Nayara278 13/05/2024
Não sabia que esse tinha sido o último livro da Clarice quando o peguei para ler. Agora, parece irônico que tenha sido minha primeira leitura dela.
Inspirada por um olhar perdido na Feira de São Cristóvão (Rio de Janeiro), Clarice escreve sobre as muitas Macabéas que existem por aí. Essa jovem nordestina é descrita como uma mulher simples, sem muita reflexão sobre seu passado ou planos para o futuro, Macabéa tem dificuldades para questionar sua própria existência ou buscar por significado em sua vida. Sem falar que ela frequentemente se submete a situações de abuso e exploração pois não possui nenhuma ideia de autoestima ou até mesmo vontade própria... talvez o fato dela ter crescido em uma família pobre e desestruturada e não ter tido nem amigos próximos, tenha privado ela de desenvolver uma compreensão mais profunda de si mesma e do mundo ao seu redor. Em determinado momento Clarice vai dizer que "Se ela soubesse que era uma pessoa poderia ter ambições." ou também que "...era uma menina que não tinha até agora aprendido a viver."

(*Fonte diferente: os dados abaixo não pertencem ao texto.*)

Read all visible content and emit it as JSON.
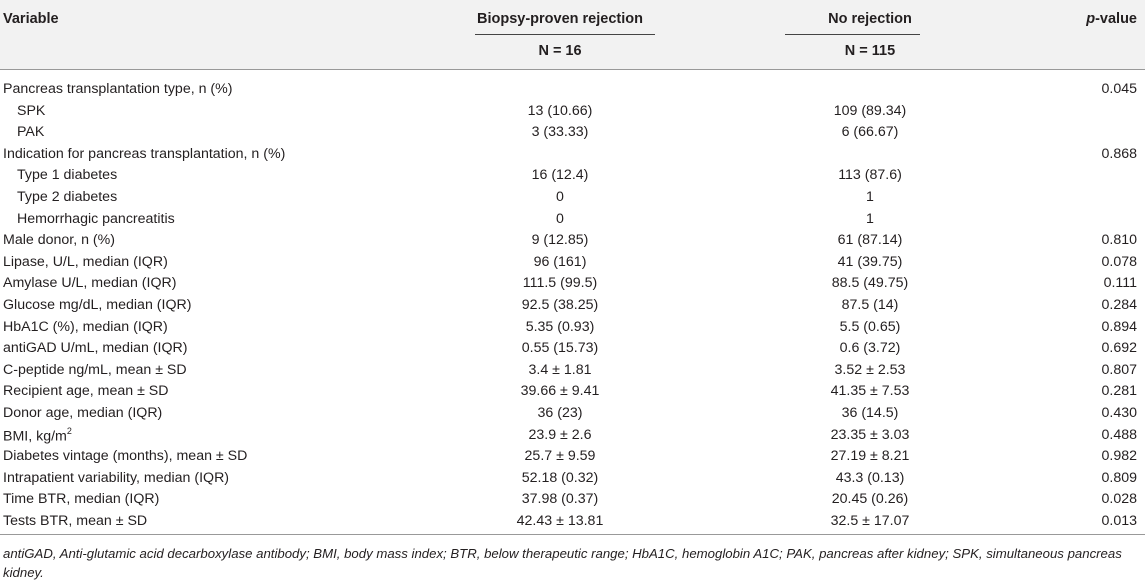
{
  "header": {
    "variable": "Variable",
    "group1": "Biopsy-proven rejection",
    "group2": "No rejection",
    "pvalue_prefix": "p",
    "pvalue_suffix": "-value",
    "n1": "N = 16",
    "n2": "N = 115"
  },
  "rows": [
    {
      "label": "Pancreas transplantation type, n (%)",
      "rej": "",
      "no": "",
      "p": "0.045",
      "indent": false
    },
    {
      "label": "SPK",
      "rej": "13 (10.66)",
      "no": "109 (89.34)",
      "p": "",
      "indent": true
    },
    {
      "label": "PAK",
      "rej": "3 (33.33)",
      "no": "6 (66.67)",
      "p": "",
      "indent": true
    },
    {
      "label": "Indication for pancreas transplantation, n (%)",
      "rej": "",
      "no": "",
      "p": "0.868",
      "indent": false
    },
    {
      "label": "Type 1 diabetes",
      "rej": "16 (12.4)",
      "no": "113 (87.6)",
      "p": "",
      "indent": true
    },
    {
      "label": "Type 2 diabetes",
      "rej": "0",
      "no": "1",
      "p": "",
      "indent": true
    },
    {
      "label": "Hemorrhagic pancreatitis",
      "rej": "0",
      "no": "1",
      "p": "",
      "indent": true
    },
    {
      "label": "Male donor, n (%)",
      "rej": "9 (12.85)",
      "no": "61 (87.14)",
      "p": "0.810",
      "indent": false
    },
    {
      "label": "Lipase, U/L, median (IQR)",
      "rej": "96 (161)",
      "no": "41 (39.75)",
      "p": "0.078",
      "indent": false
    },
    {
      "label": "Amylase U/L, median (IQR)",
      "rej": "111.5 (99.5)",
      "no": "88.5 (49.75)",
      "p": "0.111",
      "indent": false
    },
    {
      "label": "Glucose mg/dL, median (IQR)",
      "rej": "92.5 (38.25)",
      "no": "87.5 (14)",
      "p": "0.284",
      "indent": false
    },
    {
      "label": "HbA1C (%), median (IQR)",
      "rej": "5.35 (0.93)",
      "no": "5.5 (0.65)",
      "p": "0.894",
      "indent": false
    },
    {
      "label": "antiGAD U/mL, median (IQR)",
      "rej": "0.55 (15.73)",
      "no": "0.6 (3.72)",
      "p": "0.692",
      "indent": false
    },
    {
      "label": "C-peptide ng/mL, mean ± SD",
      "rej": "3.4 ± 1.81",
      "no": "3.52 ± 2.53",
      "p": "0.807",
      "indent": false
    },
    {
      "label": "Recipient age, mean ± SD",
      "rej": "39.66 ± 9.41",
      "no": "41.35 ± 7.53",
      "p": "0.281",
      "indent": false
    },
    {
      "label": "Donor age, median (IQR)",
      "rej": "36 (23)",
      "no": "36 (14.5)",
      "p": "0.430",
      "indent": false
    },
    {
      "label": "BMI, kg/m",
      "sup": "2",
      "rej": "23.9 ± 2.6",
      "no": "23.35 ± 3.03",
      "p": "0.488",
      "indent": false
    },
    {
      "label": "Diabetes vintage (months), mean ± SD",
      "rej": "25.7 ± 9.59",
      "no": "27.19 ± 8.21",
      "p": "0.982",
      "indent": false
    },
    {
      "label": "Intrapatient variability, median (IQR)",
      "rej": "52.18 (0.32)",
      "no": "43.3 (0.13)",
      "p": "0.809",
      "indent": false
    },
    {
      "label": "Time BTR, median (IQR)",
      "rej": "37.98 (0.37)",
      "no": "20.45 (0.26)",
      "p": "0.028",
      "indent": false
    },
    {
      "label": "Tests BTR, mean ± SD",
      "rej": "42.43 ± 13.81",
      "no": "32.5 ± 17.07",
      "p": "0.013",
      "indent": false
    }
  ],
  "footnote": "antiGAD, Anti-glutamic acid decarboxylase antibody; BMI, body mass index; BTR, below therapeutic range; HbA1C, hemoglobin A1C; PAK, pancreas after kidney; SPK, simultaneous pancreas kidney."
}
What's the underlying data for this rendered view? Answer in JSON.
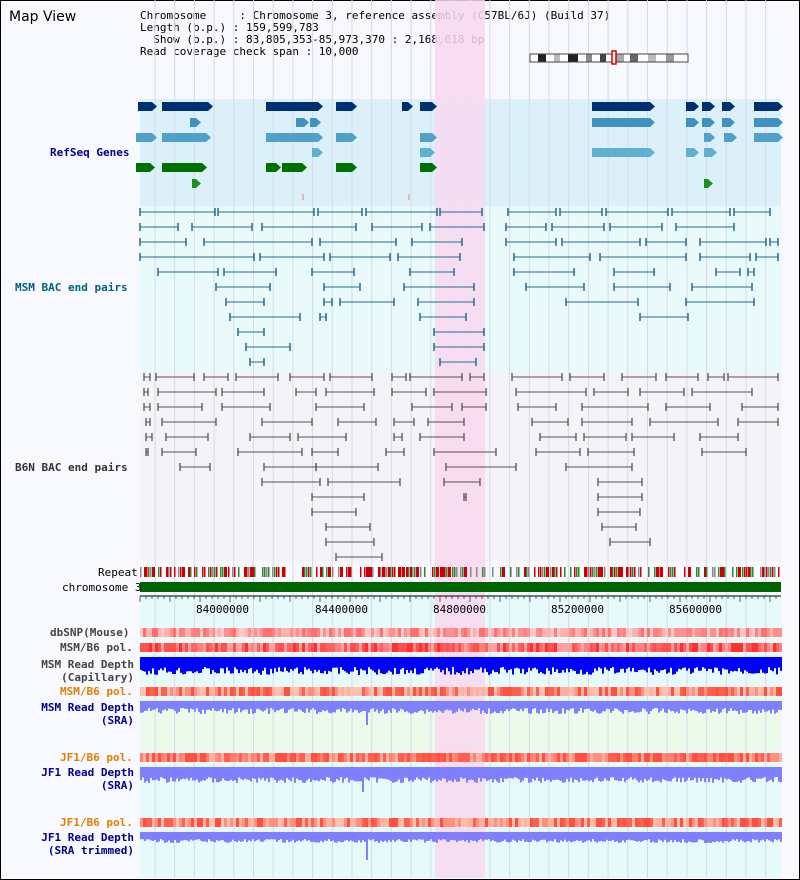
{
  "title": "Map View",
  "info": {
    "chromosome": "Chromosome     : Chromosome 3, reference assembly (C57BL/6J) (Build 37)",
    "length": "Length (b.p.) : 159,599,783",
    "show": "  Show (b.p.) : 83,805,353-85,973,370 : 2,168,018 bp",
    "coverage": "Read coverage check span : 10,000"
  },
  "tracks": {
    "refseq": "RefSeq Genes",
    "msm_bac": "MSM BAC end pairs",
    "b6n_bac": "B6N BAC end pairs",
    "repeat": "Repeat",
    "chromosome": "chromosome 3",
    "dbsnp": "dbSNP(Mouse)",
    "msm_b6_pol": "MSM/B6 pol.",
    "msm_read_depth_cap": "MSM Read Depth\n(Capillary)",
    "msm_b6_pol2": "MSM/B6 pol.",
    "msm_read_depth_sra": "MSM Read Depth\n(SRA)",
    "jf1_b6_pol": "JF1/B6 pol.",
    "jf1_read_depth": "JF1 Read Depth\n(SRA)",
    "jf1_b6_pol2": "JF1/B6 pol.",
    "jf1_read_depth_trim": "JF1 Read Depth\n(SRA trimmed)"
  },
  "ruler": {
    "ticks": [
      "84000000",
      "84400000",
      "84800000",
      "85200000",
      "85600000"
    ]
  },
  "colors": {
    "refseq_bg": "#dcf0fa",
    "bac_bg": "#e8fafa",
    "highlight": "#f8d8f0",
    "chromosome": "#006400",
    "depth_dark": "#0000ff",
    "depth_light": "#8080ff"
  }
}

A primeira coisa que percebi ao ler esse livro foram as semelhanças entre Clarice e Macabéa. Talvez tenha sido só empatia e compaixão da autora pois a escrita de Clarice muitas vezes aborda as profundezas da experiência humana, assim como a história de Macabéa nos leva a refletir sobre questões existenciais. Mas além disso, acredito que a identificação com as origens nordestinas tenham influenciado mais a ela. Eu sei que a Clarice era uma mulher letrada e sofisticada mas ela também enfrentou desafios pessoais ao longo de sua vida. Ela teve uma infância marcada por dificuldades e desafios, especialmente após sua família ter imigrado para o Brasil fugindo da perseguição judaica na Ucrânia. Essas experiências de marginalização e imigração podem ter feito ela se identificar com a questão dos nordestinos no Brasil.

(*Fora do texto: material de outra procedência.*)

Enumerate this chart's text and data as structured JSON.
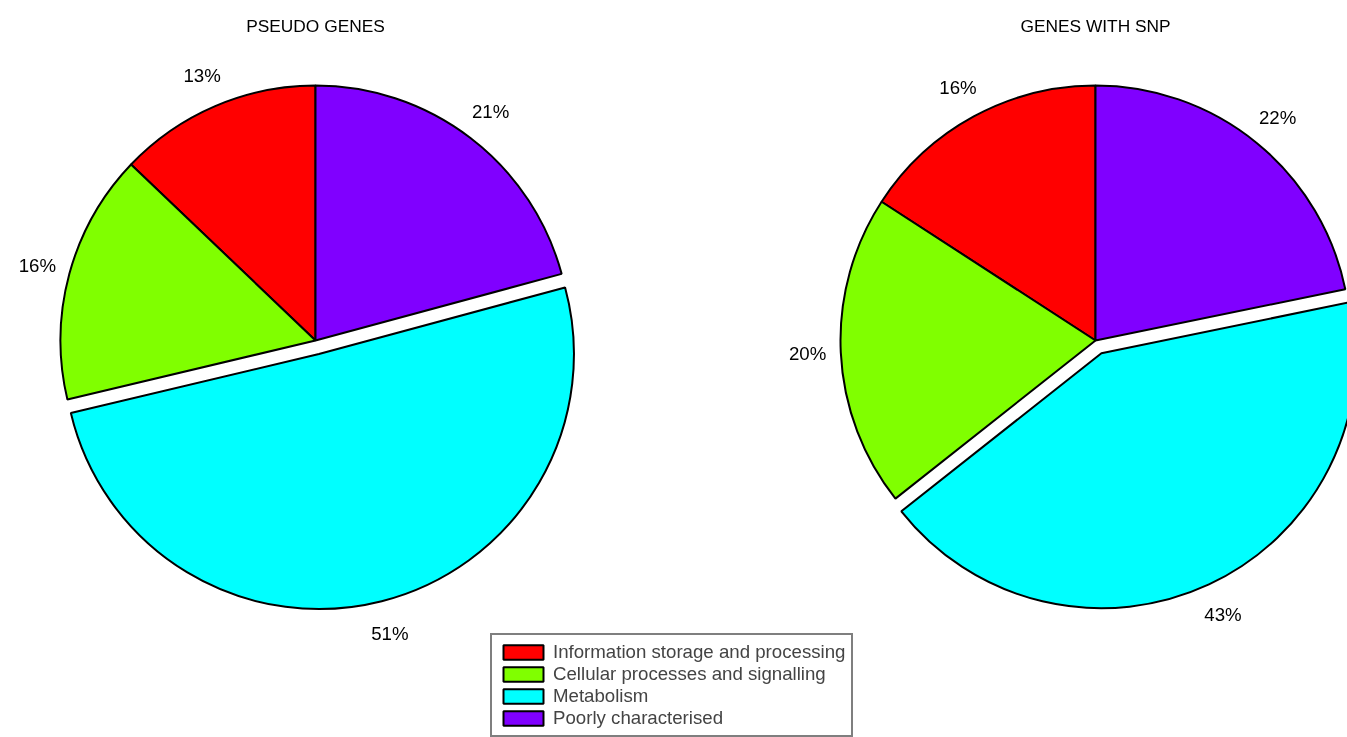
{
  "chart_data": [
    {
      "type": "pie",
      "title": "PSEUDO GENES",
      "categories": [
        "Information storage and processing",
        "Cellular processes and signalling",
        "Metabolism",
        "Poorly characterised"
      ],
      "values": [
        13,
        16,
        51,
        21
      ],
      "colors": [
        "#ff0000",
        "#80ff00",
        "#00ffff",
        "#8000ff"
      ],
      "value_labels": [
        "13%",
        "16%",
        "51%",
        "21%"
      ],
      "legend": "bottom"
    },
    {
      "type": "pie",
      "title": "GENES WITH SNP",
      "categories": [
        null,
        null,
        null,
        null
      ],
      "values": [
        16,
        20,
        43,
        22
      ],
      "colors": [
        "#ff0000",
        "#80ff00",
        "#00ffff",
        "#8000ff"
      ],
      "value_labels": [
        "16%",
        "20%",
        "43%",
        "22%"
      ]
    }
  ]
}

Agora, a ironia de ter um narrador masculino, Rodrigo, é notável. Considerando críticas anteriores sobre a falta de engajamento social em sua obra, Clarice escolheu um homem para contar a história, em um determinado momento ela até escreve (Rodrigo falando): "...aliás – descubro eu agora – eu também não faço a menor falta, e até o que escrevo um outro escreveria. Um outro escritor, sim, mas teria que ser homem porque escritora mulher pode lacrimejar piegas." Isso reflete os estereótipos que cercaram a escrita feminina da época, sugerindo que as mulheres eram frequentemente vistas como menos capazes de produzir trabalhos literários sérios ou intelectuais. O fato de Clarice ter sido uma mulher escritora em um período em que o mundo literário era dominado por homens bombardeou ela de críticas sobre seu estilo literário e até mesmo à sua própria personalidade. Mas isso não a impediu que deixasse um legado duradouro na literatura brasileira. "A Hora da Estrela" é parte essencial desse legado, representando o auge de sua habilidade artística e sua contribuição para o cânone literário do país.